Single-use plastic bags should be banned because of their degrading effects on the planet says the United Nation's top environmental official.
Achim Steiner, executive director of the U.N. Environment Program (UNEP), whose office advises U.N. member states, said, "Single use plastic bags which choke marine life, should be banned or phased out rapidly everywhere. There is simply zero justification for manufacturing them anymore, anywhere." He was quoted Monday by McClatchy Newspapers.
Although recycling bags is on the rise in the United States, an estimated 90 billion thin bags a year, most used to handle produce and groceries, still go un-recycled. In fact, they were the second most common form of litter after cigarette butts at the 2008 International Coastal Cleanup Day sponsored by the Ocean Conservancy, a marine environmental group.
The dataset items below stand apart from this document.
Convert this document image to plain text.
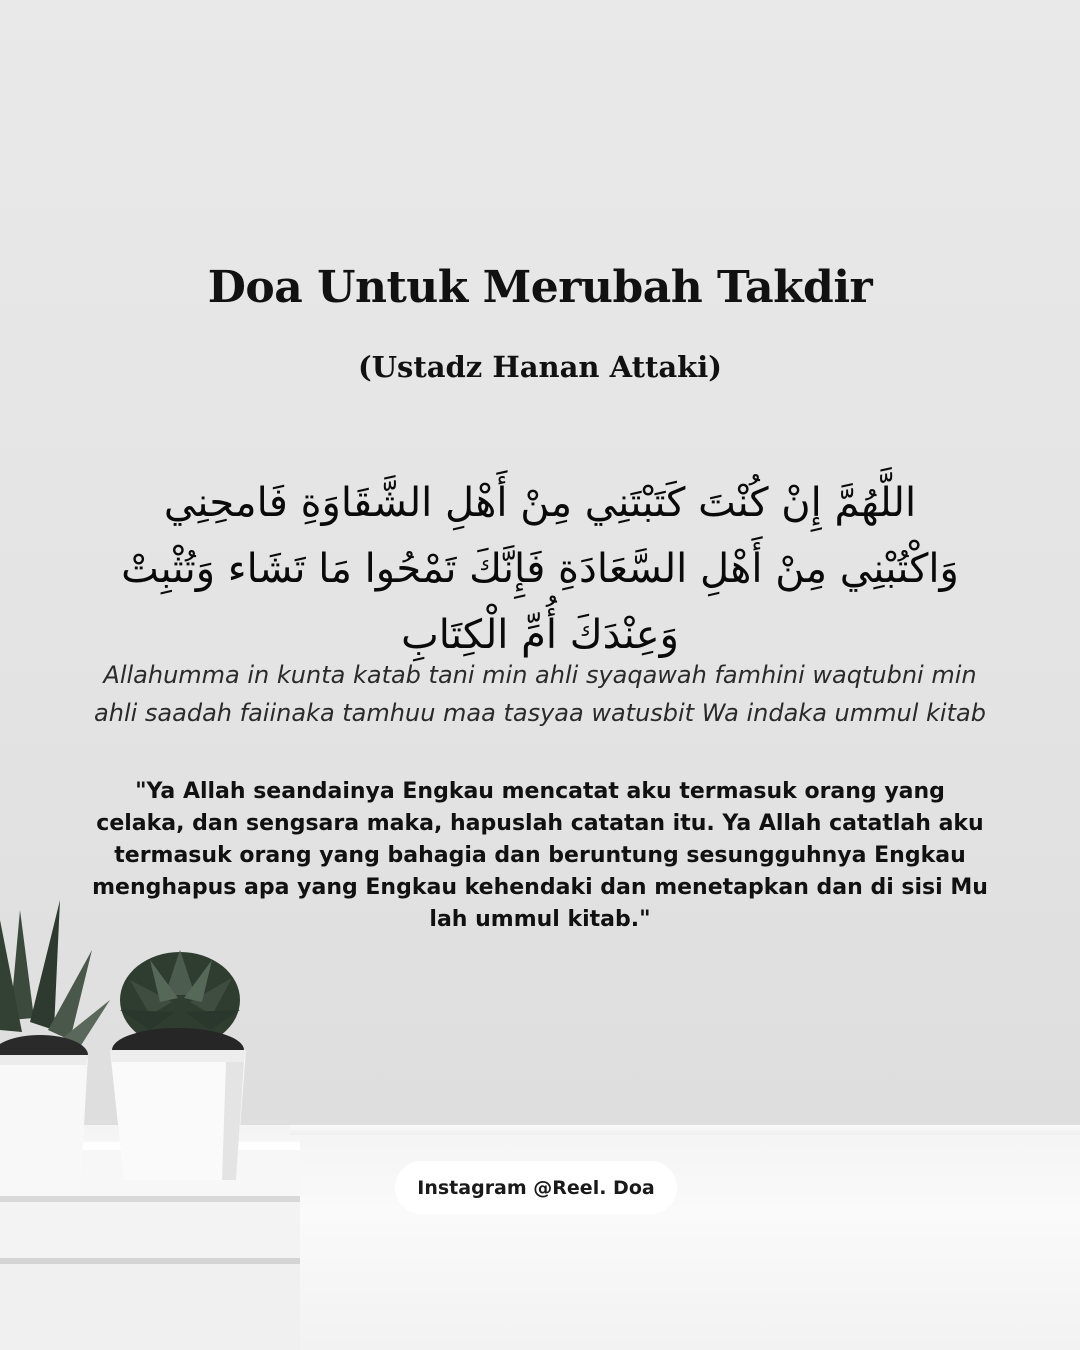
Doa Untuk Merubah Takdir
(Ustadz Hanan Attaki)
اللَّهُمَّ إِنْ كُنْتَ كَتَبْتَنِي مِنْ أَهْلِ الشَّقَاوَةِ فَامحِنِي وَاكْتُبْنِي مِنْ أَهْلِ السَّعَادَةِ فَإِنَّكَ تَمْحُوا مَا تَشَاء وَتُثْبِتْ وَعِنْدَكَ أُمِّ الْكِتَابِ
Allahumma in kunta katab tani min ahli syaqawah famhini waqtubni min ahli saadah faiinaka tamhuu maa tasyaa watusbit Wa indaka ummul kitab
"Ya Allah seandainya Engkau mencatat aku termasuk orang yang celaka, dan sengsara maka, hapuslah catatan itu. Ya Allah catatlah aku termasuk orang yang bahagia dan beruntung sesungguhnya Engkau menghapus apa yang Engkau kehendaki dan menetapkan dan di sisi Mu lah ummul kitab."
Instagram @Reel. Doa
The UN's anti-plastic declaration comes amid a UNEP report that labels plastic as the most common form of ocean litter, which poses hazards "because it persists so long, degrading into tinier and tinier bits that can be consumed by the smallest marine life at the base of the food web."
In the United States, only San Francisco has completely banned plastic bags, while Los Angeles is slated to do so in 2010. Meanwhile, Washington, D.C.'s city council is set to vote on a five-cent-a-bag tax later this month. Similar proposals have failed in New York and Philadelphia.
Leading plastic bag manufacturers dispute the claim that a ban on plastic would be good for the environmental and say the real goal is for companies to increase the recycled content of plastic bags to 40 percent by 2015, reducing waste by 300 million pounds a year.
"Recycling is what we see as the best approach for the U.S.," Keith Christman of the American Chemistry Council said. "Plastic is just too valuable to waste."